Tergopoh kudatangi rumah seorang tetangga. Menurut ceritanya, saat aku berangkat melaut, perut Elis terasa sangat perih tidak tertahankan. Syaraf-syaraf seakan berpadu menjadi satu, mengumpulkan kekuatan penuh pada dinding rahim Elis. Dia lalu meminta bantuan kepada tetangga di samping rumah. Beberapa ibu sekitar rumah datang dan menolong. Elis pun dilarikan ke rumah seorang dukun beranak.

Di Lumoli memang tidak ada tenaga kesehatan, apalagi rumah sakit tempat mereka bekerja. Aku berlari sekuat tenagaku menuju rumah si dukun. Dari jauh terlihat orang-orang kampung berdatangan mengerumuni rumah dukun beranak itu. Kuhampiri seorang di antaranya dan kubertanya, “Ada apa ini?”

“Ada ibu hamil meninggal,” jawab orang itu. Jantungku serasa melompat keluar dari rongga dadaku. Kusibak kerumunan. Dan, kulihat tubuh Elis yang terbujur diam.

Tubuhku terkulai lemas. Tidak ada sepatah kata pun keluar dari mulutku. Air mata keluar bak mata air yang memecahkan badan gunung untuk menemukan hilirnya. Kutatap tubuh Elis kekasihku.
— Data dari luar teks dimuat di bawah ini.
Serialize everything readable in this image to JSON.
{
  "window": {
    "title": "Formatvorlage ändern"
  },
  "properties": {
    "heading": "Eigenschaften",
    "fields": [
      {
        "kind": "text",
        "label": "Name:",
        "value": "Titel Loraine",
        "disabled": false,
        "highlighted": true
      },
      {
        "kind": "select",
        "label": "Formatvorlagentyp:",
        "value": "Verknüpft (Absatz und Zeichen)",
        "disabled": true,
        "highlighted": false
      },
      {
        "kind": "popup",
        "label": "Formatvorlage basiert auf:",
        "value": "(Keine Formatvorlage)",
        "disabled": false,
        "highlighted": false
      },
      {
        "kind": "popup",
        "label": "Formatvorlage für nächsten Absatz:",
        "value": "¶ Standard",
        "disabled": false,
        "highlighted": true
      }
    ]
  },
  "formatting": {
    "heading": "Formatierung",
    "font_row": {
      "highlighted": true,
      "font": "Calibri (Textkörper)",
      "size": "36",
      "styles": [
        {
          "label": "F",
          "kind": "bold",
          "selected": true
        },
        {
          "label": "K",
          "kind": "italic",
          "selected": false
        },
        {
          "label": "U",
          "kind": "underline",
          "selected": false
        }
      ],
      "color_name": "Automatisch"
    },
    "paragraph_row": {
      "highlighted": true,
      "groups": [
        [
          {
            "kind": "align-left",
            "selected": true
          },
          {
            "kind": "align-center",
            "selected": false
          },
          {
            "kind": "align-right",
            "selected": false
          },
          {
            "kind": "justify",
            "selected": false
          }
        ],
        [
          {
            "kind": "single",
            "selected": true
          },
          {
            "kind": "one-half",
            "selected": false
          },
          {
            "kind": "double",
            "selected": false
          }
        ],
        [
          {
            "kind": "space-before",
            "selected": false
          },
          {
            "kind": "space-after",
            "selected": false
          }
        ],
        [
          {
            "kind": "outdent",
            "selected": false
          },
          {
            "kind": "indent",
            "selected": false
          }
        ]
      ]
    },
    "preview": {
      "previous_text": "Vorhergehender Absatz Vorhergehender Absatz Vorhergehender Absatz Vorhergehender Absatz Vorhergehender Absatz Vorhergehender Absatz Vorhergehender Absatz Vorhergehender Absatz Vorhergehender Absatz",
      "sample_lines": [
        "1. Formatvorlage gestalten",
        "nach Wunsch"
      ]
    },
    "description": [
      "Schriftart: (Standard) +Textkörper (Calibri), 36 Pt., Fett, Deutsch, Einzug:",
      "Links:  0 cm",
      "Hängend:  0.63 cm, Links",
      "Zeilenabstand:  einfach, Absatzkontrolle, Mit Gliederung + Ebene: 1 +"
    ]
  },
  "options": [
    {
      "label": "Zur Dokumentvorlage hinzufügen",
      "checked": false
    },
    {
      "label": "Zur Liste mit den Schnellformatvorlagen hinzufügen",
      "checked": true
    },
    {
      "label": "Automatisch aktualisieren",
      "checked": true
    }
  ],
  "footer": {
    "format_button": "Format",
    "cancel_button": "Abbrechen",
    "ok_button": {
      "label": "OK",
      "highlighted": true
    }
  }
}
Sungguh aku tidak berdaya. Aku memalingkan wajahku tidak kuasa melihat wajahnya, dan mataku mendapati bayi mungil yang lahir dari rahim Elis kekasihku. Mata bayi itu tertutup. Sesekali tampak dia menggerakkan kakinya.

Masa-masa perkabungan pun kujalani di rumah Welem. Aku diam membisu di hadapan ayah dan ibu Elis yang datang setelah mendengar kabar akan kepergian anaknya. Aku hanya mampu menatap ayah dan ibu mertuaku. Dan, Ulis, anakku, harus kuserahkan kepada mertuaku untuk dibawanya pulang menggantikan Elis ibunya.

Di kamar Welem, kutatap tulisan tangan Elis yang rapi pada secarik kertas di bawah piring nazar yang terletak di atas meja sembahyang kami. Kekasihku, kelak anak kita akan dewasa, semua senyumku ada pada wajahnya. Panggil pendeta di kampungmu untuk berdoa pengampunan dan pemutusan keterikatan hubungan pela antara kampung. Kumpulkan Kepala Suku dan para Saniri, majelis adat, untuk memutuskan hubungan darah ini. Anak kita harus hidup dan melanjutkan keturunanmu. Aku mungkin memang harus pergi. Namun, bila memang demikian, rohku akan tetap hidup bersamamu.